Kesederhanaan Yang Paling Mencerahkan
Oleh: Gede Prama
Tanggal 7 Desember 2001 adalah salah satu hari yang ‘khusus’ dalam hidup saya. Disebut khusus, karena di hari itu saya dilantik menjadi orang nomer satu (CEO) sebuah holding company yang membawahi sekumpulan perusahaan yang sempat menjadi perdebatan panas di negeri ini.
Mirip dengan ketika pertama kali seorang sahabat mendekati saya agar bersedia menjadi pioneer, saat pelantikanpun masih ada perasaan mendua : apakah ini berkah atau musibah ?. Lebih-lebih keeseokan harinya, harian Kompas memberitakannya dengan tulisan besar di halaman ekonominya.
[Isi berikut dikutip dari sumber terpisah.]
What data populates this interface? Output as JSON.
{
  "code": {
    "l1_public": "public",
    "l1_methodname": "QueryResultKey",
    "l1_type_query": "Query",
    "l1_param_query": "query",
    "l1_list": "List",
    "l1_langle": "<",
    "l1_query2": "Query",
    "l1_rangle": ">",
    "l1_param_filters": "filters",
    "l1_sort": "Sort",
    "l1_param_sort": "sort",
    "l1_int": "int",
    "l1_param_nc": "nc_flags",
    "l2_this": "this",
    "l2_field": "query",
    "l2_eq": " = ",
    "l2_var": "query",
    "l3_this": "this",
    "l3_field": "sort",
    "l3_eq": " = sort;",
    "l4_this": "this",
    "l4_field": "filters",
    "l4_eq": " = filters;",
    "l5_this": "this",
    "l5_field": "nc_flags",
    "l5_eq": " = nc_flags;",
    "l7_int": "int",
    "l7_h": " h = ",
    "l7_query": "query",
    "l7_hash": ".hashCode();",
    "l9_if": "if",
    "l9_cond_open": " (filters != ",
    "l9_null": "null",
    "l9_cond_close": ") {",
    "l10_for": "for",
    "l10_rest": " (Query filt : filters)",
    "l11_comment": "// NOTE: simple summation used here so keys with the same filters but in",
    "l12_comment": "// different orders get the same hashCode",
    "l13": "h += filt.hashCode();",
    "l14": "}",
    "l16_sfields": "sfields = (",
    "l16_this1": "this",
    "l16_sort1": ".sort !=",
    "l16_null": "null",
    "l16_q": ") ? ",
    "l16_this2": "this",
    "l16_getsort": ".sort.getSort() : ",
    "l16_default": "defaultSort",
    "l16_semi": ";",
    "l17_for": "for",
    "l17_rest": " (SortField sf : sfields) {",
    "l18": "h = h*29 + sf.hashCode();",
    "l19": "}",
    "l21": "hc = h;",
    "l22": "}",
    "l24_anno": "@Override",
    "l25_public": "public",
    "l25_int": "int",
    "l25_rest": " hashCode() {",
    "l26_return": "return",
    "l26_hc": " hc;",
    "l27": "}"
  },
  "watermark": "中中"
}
Maka berdatanganlah telepon dan pesan-pesan SMS yang mesti dilayani satu per satu. Umumnya, hampir semua sahabat mengucapkan selamat, sekaligus berpesan hati-hati. Namun, segelintir sahabat dekat mengirimkan berita duka cita : ‘ikut berduka cita akan diangkatnya Gede Prama di posisi baru’. Terutama karena mereka khawatir saya bisa kehilangan kejernihan dan kejujuran.
Sebagai manusia biasa yang masih memiliki kekuatan emosi di dalam sini, keraguan memang kadang datang sebagai pengunjung. Demikian juga ketika hari khusus di atas tiba. Akan tetapi, di salah satu keheningan meditasi, ada serangkaian ide yang sempat terlintas di kepala. ‘Ketakutan adalah sejenis ketidakyakinan kepada Tuhan’, demikian ide itu melayang-layang dibawa pikiran.
Dalam cahaya kesadaran seperti ini, saya hanya bisa berjalan tegak ke depan, plus sebuah kata klise yang teramat sering saya kutip : ikhlas. Seorang sahabat penyiar di radio Female Jakarta, mengirim SMS : ‘Tugas ini memang berat, tapi dengan sayap-sayap cinta dan keikhlasan, Anda akan bisa menyelesaikannya’.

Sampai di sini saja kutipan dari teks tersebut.